It was a cold call in 2011 from a woman who had undergone a single mastectomy for breast cancer that took Amy Black’s tattoo career in a new direction.
After her surgery to remove her nipple, she was looking for a tattoo artist that could create a new one. “What she was asking for was just a two-inch circle, but the healing properties that two-inch circle had were so much bigger than that,” Black says, speaking from her tattoo shop in Virginia, in the US.
Women who have had breast cancer surgery have told her about a daily experience, coined “the mastectomy drive-by”: walking past the bathroom mirror in the morning and being confronted with the scars. “It’s a constant reminder of cancer, but they’ve told me the tattooing helps to cure that,” she says.

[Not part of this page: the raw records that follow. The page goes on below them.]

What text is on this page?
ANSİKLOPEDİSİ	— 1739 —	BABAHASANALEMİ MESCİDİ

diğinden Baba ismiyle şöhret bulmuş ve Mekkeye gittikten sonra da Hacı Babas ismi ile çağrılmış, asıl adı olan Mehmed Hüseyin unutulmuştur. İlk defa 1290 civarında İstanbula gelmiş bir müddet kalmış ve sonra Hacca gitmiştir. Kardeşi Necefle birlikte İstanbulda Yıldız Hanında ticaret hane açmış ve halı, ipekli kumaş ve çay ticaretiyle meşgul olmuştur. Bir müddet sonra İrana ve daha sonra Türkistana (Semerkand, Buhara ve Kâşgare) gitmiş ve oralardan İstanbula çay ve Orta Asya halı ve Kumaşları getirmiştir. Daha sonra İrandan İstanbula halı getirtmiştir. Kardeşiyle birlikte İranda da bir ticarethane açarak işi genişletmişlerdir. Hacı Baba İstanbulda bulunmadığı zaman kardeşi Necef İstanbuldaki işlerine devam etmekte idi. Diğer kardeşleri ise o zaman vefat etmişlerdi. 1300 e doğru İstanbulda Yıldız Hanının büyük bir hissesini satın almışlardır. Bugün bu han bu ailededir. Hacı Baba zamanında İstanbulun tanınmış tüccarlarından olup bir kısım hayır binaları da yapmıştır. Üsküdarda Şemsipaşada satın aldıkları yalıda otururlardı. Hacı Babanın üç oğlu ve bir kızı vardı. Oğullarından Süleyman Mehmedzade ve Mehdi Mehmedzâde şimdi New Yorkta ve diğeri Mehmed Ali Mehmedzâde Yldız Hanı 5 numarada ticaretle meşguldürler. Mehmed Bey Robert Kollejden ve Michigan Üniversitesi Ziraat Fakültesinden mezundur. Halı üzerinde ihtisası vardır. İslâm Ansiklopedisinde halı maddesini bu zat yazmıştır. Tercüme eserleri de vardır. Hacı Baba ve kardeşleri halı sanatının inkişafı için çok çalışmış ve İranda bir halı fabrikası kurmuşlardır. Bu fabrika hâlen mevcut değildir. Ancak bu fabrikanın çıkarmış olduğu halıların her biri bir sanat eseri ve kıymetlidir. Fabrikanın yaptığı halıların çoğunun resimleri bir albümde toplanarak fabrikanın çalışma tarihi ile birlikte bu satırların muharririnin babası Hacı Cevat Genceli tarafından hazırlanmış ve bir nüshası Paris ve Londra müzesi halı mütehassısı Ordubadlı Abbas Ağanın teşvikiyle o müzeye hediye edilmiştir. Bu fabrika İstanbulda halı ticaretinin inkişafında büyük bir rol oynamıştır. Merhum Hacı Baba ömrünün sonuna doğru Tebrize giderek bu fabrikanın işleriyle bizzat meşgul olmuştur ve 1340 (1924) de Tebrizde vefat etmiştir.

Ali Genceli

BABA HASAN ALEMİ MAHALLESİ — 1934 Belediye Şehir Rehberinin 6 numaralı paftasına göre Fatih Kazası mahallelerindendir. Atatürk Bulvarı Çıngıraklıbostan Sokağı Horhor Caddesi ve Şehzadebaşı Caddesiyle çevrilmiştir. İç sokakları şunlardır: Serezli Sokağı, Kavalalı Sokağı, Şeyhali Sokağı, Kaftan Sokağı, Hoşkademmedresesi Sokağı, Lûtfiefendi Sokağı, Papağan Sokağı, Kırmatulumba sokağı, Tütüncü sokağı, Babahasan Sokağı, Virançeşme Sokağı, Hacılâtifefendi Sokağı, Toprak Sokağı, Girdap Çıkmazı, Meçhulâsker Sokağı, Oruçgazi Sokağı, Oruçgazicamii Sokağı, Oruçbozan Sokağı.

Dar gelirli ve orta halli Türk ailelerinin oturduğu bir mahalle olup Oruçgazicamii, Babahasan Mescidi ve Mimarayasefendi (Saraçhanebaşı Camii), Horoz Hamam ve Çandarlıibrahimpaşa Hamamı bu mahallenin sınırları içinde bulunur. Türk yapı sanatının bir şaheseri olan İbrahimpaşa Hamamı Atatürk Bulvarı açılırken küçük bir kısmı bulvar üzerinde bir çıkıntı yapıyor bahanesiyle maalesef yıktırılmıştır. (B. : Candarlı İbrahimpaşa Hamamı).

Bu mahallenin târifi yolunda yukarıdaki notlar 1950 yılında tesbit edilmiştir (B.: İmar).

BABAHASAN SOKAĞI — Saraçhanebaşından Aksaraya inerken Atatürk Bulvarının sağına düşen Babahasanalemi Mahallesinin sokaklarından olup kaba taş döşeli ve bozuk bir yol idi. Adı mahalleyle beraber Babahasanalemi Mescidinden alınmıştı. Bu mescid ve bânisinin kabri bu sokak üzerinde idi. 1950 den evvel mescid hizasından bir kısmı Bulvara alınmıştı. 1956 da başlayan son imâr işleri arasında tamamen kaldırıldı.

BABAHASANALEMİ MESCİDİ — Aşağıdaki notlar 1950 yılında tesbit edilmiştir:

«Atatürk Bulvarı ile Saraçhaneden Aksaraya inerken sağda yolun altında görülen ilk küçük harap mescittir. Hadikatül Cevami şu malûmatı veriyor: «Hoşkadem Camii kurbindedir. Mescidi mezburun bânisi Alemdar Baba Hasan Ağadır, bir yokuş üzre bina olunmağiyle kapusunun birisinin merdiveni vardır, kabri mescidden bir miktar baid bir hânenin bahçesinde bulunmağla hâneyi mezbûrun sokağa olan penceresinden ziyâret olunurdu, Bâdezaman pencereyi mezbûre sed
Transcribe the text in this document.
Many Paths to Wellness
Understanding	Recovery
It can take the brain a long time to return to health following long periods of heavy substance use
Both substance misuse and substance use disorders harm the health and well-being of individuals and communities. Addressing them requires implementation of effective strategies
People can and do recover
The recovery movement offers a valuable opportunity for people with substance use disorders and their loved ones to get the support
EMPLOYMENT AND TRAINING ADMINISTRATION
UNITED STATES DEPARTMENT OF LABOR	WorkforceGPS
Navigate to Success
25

Black has 10 years of experience in tattooing and she said yes to the cold caller. Since then, Black has used her skills to create the illusion that natural nipples or areola textures.
“That first woman who came in was amazing, she was so supportive and after we finished the tattoo she was so happy and wanted to share it with the world, to promote to other cancer survivors that tattooing is an option,” she says.
Back in 2011, there weren’t many people offering nipple tattoos, and while hospitals and surgeons incorporate tattooing and nipple re-pigmentation into reconstructive surgery, they tend to offer something more rudimentary such as two different block-color circles. Black has been referred by many US plastic surgeons. Clients have come from as far away as Sydney, Australia.
“The women you meet in my career are so courageous; to know that they’ve gone through dealing with breast cancer, and then find a tattoo artist having never stepped foot into a tattoo shop before.” The youngest client she had was around 21, and the oldest was more than 70. Meeting these women is one of Black’s favorite aspects of the job.
But it’s an expensive business. Black charges around $250 (£174) per breast, with each taking 30-45 minutes, but the market rate can be as much as $800. Officially, she was the first to launch. The Pink Ink Fund Last year, a charity was established to provide financial assistance for people who have had to get mastectomy tattoos done.
While studying fine art oil painting at college, Black fell in love with the human body. Black was a college student in anatomy and figure drawing, which would eventually lead to ink flesh. But first, she got a tattoo of her own, a tiny Korean proverb on her hip that can be loosely interpreted as “never give up”. Black’s tattoo collection grew from there. She was trained as an apprentice in the 1990s. In 2000, she became a certified tattoo artist. She opened her first studio in 2005.
She shared that she had seen many young breast cancer patients come to her for help. Many people are looking for creative ways to cover their scars and avoid 3D nipple Tattoos.
“The younger generation of survivors are sharing their stories on social media more and posting pictures of their decorative tattoos – so it becomes an option for other people,” Black says. “They want something pretty to look at rather than the remainder of cancer they went through.”
One of Black’s favorites is the first mastectomy tattoo she did for a woman who decided not to get reconstruction. She was a nurse and chose to have a grapevine tattooed over her surgery scars in a pattern that didn’t necessarily cover the scars.
“It was designed to be a statement of winning her battle over cancer and accepting the scars that that chapter of her life had given her,” she says. “The grapevine symbolized renewal since every year a grapevine renews itself and sprouts new life and beautiful leaves and fruit from a hardy vine.”
A lot of thought and planning needs to go into the designs, especially with Black’s toughest cases. “One client came to me with a lot of asymmetries and very deep scarring – we did a beautiful cherry blossom design, scattered asymmetrically to take the eye away from how unevenly her implants had settled.”
“It’s wonderful to be able to help others and use art to do whatever it is they come to you with a request for. Sometimes it is to help them get through tough times, or celebrate things, like the birth of a child or a wedding anniversary,” she says. “Being able to make a living out of it is so rare. Very few of my college friends went on to be artists, most had to switch careers.”
Black says that a strong work ethic, a meticulous approach to your craft, and an open mind to criticism are the mark of a good tattoo artist. Black is passionate about tattooing and loves working with all kinds of tattoos, including those that are based on botanical themes or Tibetan tattoos. Her favorite artists are Klimt, Michelangelo, and others. She believes it’s important to be able to adapt to different styles and take on any task.
“One of the more interesting tattoos I got to do recently was covering a woman’s whole scalp. She had lost her hair due to alopecia and it was her first tattoo ever,” Black says. “We did a decorative vine pattern with a blue lotus on the back.” Now the woman rarely wears the wig she had used for years and goes about town showing her tattooed head.